Le rapporteur du projet de loi, Jean-François Husson (LR) devrait lui se pencher sur le texte « avec la main qui tremble », pour reprendre une expression chère au président du Sénat. « La logique d’une loi spéciale, c’est ce que j’appelle le service minimum en termes d’amendements. On n’est pas là pour refaire un bout de débat du projet de loi de finances », prévoit le sénateur de Meurthe-et-Moselle. « Il faut être raisonnable et responsable. La raison, c’est le texte, et s’y tenir. Le côté responsable, c’est d’éviter de se fourvoyer pour après dénoncer le gouvernement des juges », poursuit-il. Toute entorse serait probablement sanctionnée par le Conseil constitutionnel, s’il venait à être saisi. « Pourquoi s’exposer inutilement puisque de toute façon le projet de loi de finances traitera les sujets qui sont dans l’air du temps », s’interroge Jean-François Husson.
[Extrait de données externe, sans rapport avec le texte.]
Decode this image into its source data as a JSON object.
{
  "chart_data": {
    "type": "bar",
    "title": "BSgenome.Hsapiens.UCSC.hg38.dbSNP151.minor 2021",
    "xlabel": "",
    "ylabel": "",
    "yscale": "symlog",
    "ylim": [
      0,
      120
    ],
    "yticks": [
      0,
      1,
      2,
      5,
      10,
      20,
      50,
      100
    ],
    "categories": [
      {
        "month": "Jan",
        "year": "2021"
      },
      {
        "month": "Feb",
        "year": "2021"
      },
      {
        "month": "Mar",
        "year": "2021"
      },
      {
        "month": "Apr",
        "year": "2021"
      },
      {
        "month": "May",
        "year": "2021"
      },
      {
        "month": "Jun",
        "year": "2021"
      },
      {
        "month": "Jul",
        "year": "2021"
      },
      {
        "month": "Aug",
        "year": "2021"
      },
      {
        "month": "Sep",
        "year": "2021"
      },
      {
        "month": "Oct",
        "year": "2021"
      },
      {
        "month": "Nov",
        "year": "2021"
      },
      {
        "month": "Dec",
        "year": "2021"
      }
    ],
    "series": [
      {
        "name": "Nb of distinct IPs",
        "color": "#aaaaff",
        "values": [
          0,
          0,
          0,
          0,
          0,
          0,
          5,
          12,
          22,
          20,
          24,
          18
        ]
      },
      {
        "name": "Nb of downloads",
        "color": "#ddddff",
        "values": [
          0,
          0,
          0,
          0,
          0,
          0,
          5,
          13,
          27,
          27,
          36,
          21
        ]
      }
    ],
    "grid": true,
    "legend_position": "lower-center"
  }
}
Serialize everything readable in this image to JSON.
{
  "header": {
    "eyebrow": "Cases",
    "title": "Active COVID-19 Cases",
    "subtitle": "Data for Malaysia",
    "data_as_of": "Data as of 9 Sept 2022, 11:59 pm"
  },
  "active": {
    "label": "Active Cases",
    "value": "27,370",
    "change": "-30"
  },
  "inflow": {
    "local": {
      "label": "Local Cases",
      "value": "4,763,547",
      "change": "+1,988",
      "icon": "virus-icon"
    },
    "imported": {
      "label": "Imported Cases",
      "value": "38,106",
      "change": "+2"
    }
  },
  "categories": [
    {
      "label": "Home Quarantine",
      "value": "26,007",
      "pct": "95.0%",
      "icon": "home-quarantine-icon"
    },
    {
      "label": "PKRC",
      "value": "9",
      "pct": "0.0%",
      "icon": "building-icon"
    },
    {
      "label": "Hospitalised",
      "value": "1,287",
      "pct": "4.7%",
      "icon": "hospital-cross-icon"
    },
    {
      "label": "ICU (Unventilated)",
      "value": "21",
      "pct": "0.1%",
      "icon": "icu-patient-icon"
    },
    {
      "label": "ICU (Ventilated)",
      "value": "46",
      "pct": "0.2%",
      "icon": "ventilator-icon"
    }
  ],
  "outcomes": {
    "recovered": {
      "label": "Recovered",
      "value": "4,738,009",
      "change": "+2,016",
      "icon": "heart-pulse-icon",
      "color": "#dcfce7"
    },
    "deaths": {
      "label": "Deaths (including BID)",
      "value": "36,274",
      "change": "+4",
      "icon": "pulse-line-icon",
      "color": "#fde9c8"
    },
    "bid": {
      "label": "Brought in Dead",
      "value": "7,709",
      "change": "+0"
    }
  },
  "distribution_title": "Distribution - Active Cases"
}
« Nous ne prendrons pas le risque d’avoir des mesures qui seront censurées », a également fait savoir ce matin dans notre matinale, le président du groupe LR au Sénat, Mathieu Darnaud. Pour autant, le sénateur de l’Ardèche ne ferme pas complètement la porte. « Si on peut trouver des amendements qui respectent la lecture qui est faite par le Conseil d’État et l’article 45 de la LOLF, pourquoi pas. »
« Je pense qu’on le laissera en l’état, a priori », anticipe Elisabeth Doineau
Même consigne de « sobriété » à l’Union centriste. Hervé Marseille a fait savoir à ses troupes qu’il fallait « aller vite » et déposer « le moins d’amendements possibles », idéalement aucun. « L’objectif, c’est que la loi spéciale soit vite débattue. Si on amende, on aura encore du mal à se mettre d’accord », estime la rapporteure générale de la commission des affaires sociales, la centriste Elisabeth Doineau. Sa commission sera saisie pour avis sur l’article 3, relatif à la capacité d’emprunt des organismes de Sécurité sociale. « Je pense qu’on le laissera en l’état, a priori », se projette-t-elle.
C’est à gauche que les tentatives d’amendement pourraient être les plus nombreuses. Pour le moment, les écologistes n’ont pas examiné d’autre piste qu’une indexation du barème sur le revenu. Les socialistes attendent de voir le texte sorti du palais Bourbon avant de se prononcer.
Chez les communistes, le sénateur Pascal Savoldelli a évoqué hier le sujet d’un amendement pour faire figurer les prélèvements sur recettes au profit des collectivités, en plus de la question du barème de l’impôt sur le revenu. « Il y a la part qu’a le juridique – et Dieu sait qu’il faut le respecter – mais en même temps, il y a toujours eu la part du politique, et elle est importante », soulignait-il.
Une commission mixte paritaire probablement le 19 décembre
En cas de différence entre le texte des députés et celui des sénateurs, la commission mixte paritaire devrait être convoquée le lendemain de l’examen au Sénat, le 19 décembre. Sur la base du système de chaise tournante pour le 7e député qui siège dans cette instance, le « socle commun » devrait cette fois être représenté par 7 personnes, contre 7 membres des oppositions (gauche et Rassemblement national). En cas d’échec de cette CMP, « cela renverrait la fin du projet de loi au 23 décembre, s’il y a une nouvelle lecture », redoute une source gouvernementale.